1956
Dalla strada comunale si giungeva, di fronte all’arco con
cancello, sempre aperto, della grande corte contadina. La casa a forma di elle
ospitava due famiglie. I proprietari erano tre fratelli di cui, uno solo era
sposato. La moglie, aveva venti anni di meno, del marito. Bionda, grassottella,
che sfogava l’infelicità, di un matrimonio obbligato, cucinando e mangiando.
Aveva cinque figli ma, il protagonista del racconto vero, aveva appena festeggiato
il quarto compleanno, proprio in quell’anno.

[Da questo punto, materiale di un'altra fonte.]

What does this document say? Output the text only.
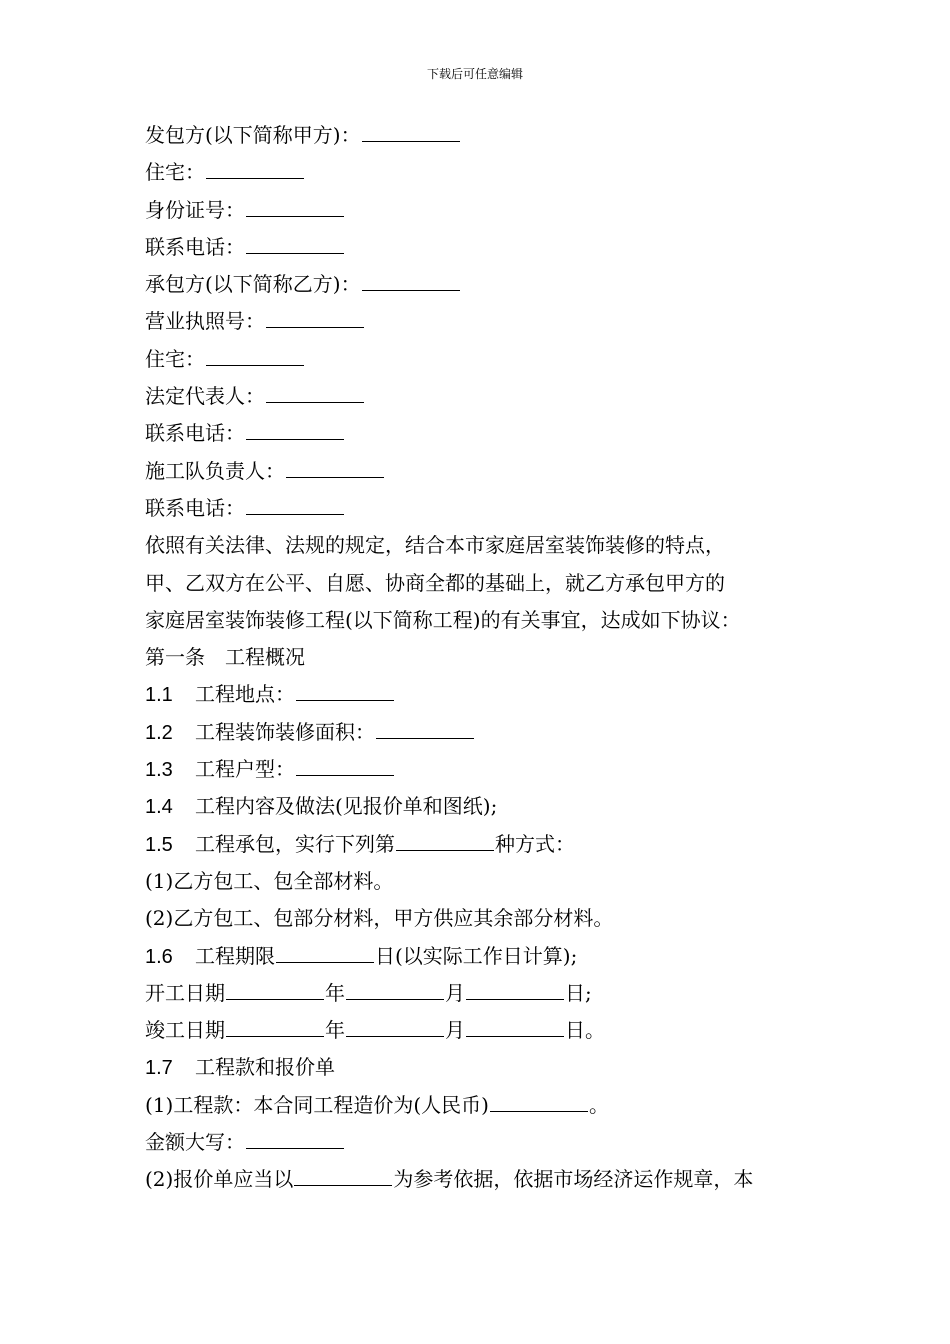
下载后可任意编辑
发包方(以下简称甲方)：
住宅：
身份证号：
联系电话：
承包方(以下简称乙方)：
营业执照号：
住宅：
法定代表人：
联系电话：
施工队负责人：
联系电话：
依照有关法律、法规的规定，结合本市家庭居室装饰装修的特点，
甲、乙双方在公平、自愿、协商全都的基础上，就乙方承包甲方的
家庭居室装饰装修工程(以下简称工程)的有关事宜，达成如下协议：
第一条　工程概况
1.1 工程地点：
1.2 工程装饰装修面积：
1.3 工程户型：
1.4 工程内容及做法(见报价单和图纸);
1.5 工程承包，实行下列第	种方式：
(1)乙方包工、包全部材料。
(2)乙方包工、包部分材料，甲方供应其余部分材料。
1.6 工程期限	日(以实际工作日计算);
开工日期	年	月	日;
竣工日期	年	月	日。
1.7 工程款和报价单
(1)工程款：本合同工程造价为(人民币)	。
金额大写：
(2)报价单应当以	为参考依据，依据市场经济运作规章，本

Il piccolo Dino, cresceva felice,
seguendo il lavoro dei grandi e giocando con il grosso cane.
Praticamente non aveva giocattoli e in casa, non possedevano neppure una
radio. Di giornali e giornaletti,
neppure a parlarne. Il padre era troppo avaro per concedere quei lussi. Quando
però non si conosce come è il mondo, al di fuori dei monti attorno, non
potevano esserci grandi aspettative, per una mente innocente.
La madre, aveva
cresciuto i figli con dolcezza, alternata a severità e in casi di
disubbidienza, era la bacchetta, che teneva aportata di mano, a lasciare segni
sulle gambe. Aveva proibito a Dino di allontanarsi , da solo, dal cortile.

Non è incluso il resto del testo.